Österreichs Fußball-Schiedsrichter sollen ab der Saison 2025/26 die Chance auf eine Semi-Professionalisierung haben und endlich wieder mit einem Referee in der Champions League vertreten sein.
Ali Hofmann, Leiter des Referee Departement im ÖFB, und der für die heimischen Eliteschiedsrichter zuständige Viktor Kassai stellten am Mittwoch in Wien die nächsten Schritte in dem vor einem Jahr eingeleiteten Entwicklungsprozess vor.
Der ehemalige Spitzenschiedsrichter Kassai, der 2011 das Champions-League-Finale geleitet hat, arbeitet seit Juni des vergangenen Jahres als Technischer Direktor in der ÖFB-Schiedsrichterabteilung an der Professionalisierung der heimischen Referees.

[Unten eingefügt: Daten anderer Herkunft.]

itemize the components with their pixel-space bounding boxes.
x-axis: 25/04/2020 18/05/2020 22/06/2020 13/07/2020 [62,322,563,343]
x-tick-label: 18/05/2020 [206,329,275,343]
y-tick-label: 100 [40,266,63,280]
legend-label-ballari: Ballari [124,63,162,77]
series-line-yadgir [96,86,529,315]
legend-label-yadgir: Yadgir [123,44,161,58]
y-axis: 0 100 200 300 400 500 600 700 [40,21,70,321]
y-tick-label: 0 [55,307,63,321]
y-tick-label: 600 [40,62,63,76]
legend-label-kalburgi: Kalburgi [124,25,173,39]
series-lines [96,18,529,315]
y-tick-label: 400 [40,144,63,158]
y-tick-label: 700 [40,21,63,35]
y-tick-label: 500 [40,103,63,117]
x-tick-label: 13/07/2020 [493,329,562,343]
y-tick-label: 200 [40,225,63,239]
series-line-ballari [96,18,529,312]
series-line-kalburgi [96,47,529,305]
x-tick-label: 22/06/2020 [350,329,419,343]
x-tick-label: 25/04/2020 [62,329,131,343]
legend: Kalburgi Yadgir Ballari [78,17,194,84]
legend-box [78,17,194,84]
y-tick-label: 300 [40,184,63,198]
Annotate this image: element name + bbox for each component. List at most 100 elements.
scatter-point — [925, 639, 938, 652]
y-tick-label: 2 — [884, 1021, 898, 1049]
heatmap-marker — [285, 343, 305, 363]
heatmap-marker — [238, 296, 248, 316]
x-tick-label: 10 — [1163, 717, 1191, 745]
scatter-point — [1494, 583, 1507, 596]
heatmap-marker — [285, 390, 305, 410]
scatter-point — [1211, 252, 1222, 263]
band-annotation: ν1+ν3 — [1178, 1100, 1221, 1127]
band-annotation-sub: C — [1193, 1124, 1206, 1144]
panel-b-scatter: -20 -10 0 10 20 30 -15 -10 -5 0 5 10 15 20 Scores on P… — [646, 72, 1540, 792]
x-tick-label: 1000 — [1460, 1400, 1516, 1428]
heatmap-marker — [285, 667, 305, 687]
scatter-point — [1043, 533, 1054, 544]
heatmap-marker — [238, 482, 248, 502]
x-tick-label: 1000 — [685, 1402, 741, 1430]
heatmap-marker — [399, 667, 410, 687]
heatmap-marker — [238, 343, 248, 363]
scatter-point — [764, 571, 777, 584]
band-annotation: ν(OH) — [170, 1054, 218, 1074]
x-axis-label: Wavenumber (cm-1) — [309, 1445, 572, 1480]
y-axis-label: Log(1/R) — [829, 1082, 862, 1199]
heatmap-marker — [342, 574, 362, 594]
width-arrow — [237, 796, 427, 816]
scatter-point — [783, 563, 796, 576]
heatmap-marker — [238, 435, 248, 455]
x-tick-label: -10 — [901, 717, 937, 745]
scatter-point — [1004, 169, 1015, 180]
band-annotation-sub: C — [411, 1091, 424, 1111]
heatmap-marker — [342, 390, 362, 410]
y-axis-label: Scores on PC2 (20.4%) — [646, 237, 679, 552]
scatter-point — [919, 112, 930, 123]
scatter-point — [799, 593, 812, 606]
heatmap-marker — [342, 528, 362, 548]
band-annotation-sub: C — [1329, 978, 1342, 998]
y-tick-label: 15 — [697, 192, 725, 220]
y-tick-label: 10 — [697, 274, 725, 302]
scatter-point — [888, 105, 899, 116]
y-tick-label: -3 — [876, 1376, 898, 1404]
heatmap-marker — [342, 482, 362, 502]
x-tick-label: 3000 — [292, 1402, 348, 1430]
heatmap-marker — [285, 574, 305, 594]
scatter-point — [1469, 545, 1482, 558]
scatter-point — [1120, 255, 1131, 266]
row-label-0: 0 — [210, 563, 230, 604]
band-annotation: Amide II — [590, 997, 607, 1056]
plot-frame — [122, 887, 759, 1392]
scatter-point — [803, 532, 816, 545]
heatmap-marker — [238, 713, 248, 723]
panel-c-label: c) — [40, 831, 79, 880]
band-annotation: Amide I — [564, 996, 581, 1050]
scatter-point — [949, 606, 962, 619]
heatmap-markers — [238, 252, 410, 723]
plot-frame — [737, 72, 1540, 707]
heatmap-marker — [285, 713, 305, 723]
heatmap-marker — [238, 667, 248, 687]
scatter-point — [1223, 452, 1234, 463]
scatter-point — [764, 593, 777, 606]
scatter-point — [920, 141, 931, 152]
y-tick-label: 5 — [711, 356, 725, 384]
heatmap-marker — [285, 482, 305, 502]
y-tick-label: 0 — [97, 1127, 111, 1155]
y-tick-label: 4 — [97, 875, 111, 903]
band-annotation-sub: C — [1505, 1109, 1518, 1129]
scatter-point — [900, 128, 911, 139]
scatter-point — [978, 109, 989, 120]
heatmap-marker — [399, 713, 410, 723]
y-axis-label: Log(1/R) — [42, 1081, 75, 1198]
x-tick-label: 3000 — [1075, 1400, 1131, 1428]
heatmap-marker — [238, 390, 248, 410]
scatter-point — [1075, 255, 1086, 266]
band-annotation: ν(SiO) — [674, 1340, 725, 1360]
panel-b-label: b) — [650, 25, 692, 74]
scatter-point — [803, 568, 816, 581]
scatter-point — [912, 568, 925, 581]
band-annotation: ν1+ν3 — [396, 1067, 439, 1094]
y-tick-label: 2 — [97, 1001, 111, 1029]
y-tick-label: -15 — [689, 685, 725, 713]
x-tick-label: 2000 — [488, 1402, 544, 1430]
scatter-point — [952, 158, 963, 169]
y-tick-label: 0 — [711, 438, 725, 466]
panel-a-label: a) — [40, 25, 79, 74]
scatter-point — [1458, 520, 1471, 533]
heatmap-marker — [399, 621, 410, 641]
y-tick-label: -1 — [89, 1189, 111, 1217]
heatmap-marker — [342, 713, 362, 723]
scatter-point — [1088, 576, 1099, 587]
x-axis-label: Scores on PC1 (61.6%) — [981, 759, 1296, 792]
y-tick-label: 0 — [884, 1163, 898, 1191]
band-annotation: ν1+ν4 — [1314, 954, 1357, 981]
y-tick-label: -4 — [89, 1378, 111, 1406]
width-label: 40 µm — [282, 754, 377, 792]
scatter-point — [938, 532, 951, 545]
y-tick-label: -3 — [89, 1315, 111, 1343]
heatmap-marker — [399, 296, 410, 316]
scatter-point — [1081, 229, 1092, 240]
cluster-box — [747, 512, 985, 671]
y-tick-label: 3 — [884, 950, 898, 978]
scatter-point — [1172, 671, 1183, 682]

Von 27 auf 14: VAR-Fehlentscheidungen um fast die Hälfte reduziert
In seiner ersten Saison wurden ein VAR-Instruktor und ein Coach für die Schiedsrichter-Assistenten installiert, die Bundesländer-Regelung bei der Besetzung aufgehoben und wöchentliche Analysen der Bundesliga-Spiele mittels Video-Clips installiert.
"Ich hatte noch nie ein Wochenende, wo ich 100 Prozent zufrieden war. Auch ein Fehler ist einer zu viel für uns", meinte der Chef von 27 Schiedsrichtern und 38 Assistenten, die fast 500 Spiele in den zwei Bundesligen und dem ÖFB-Cup geleitet haben.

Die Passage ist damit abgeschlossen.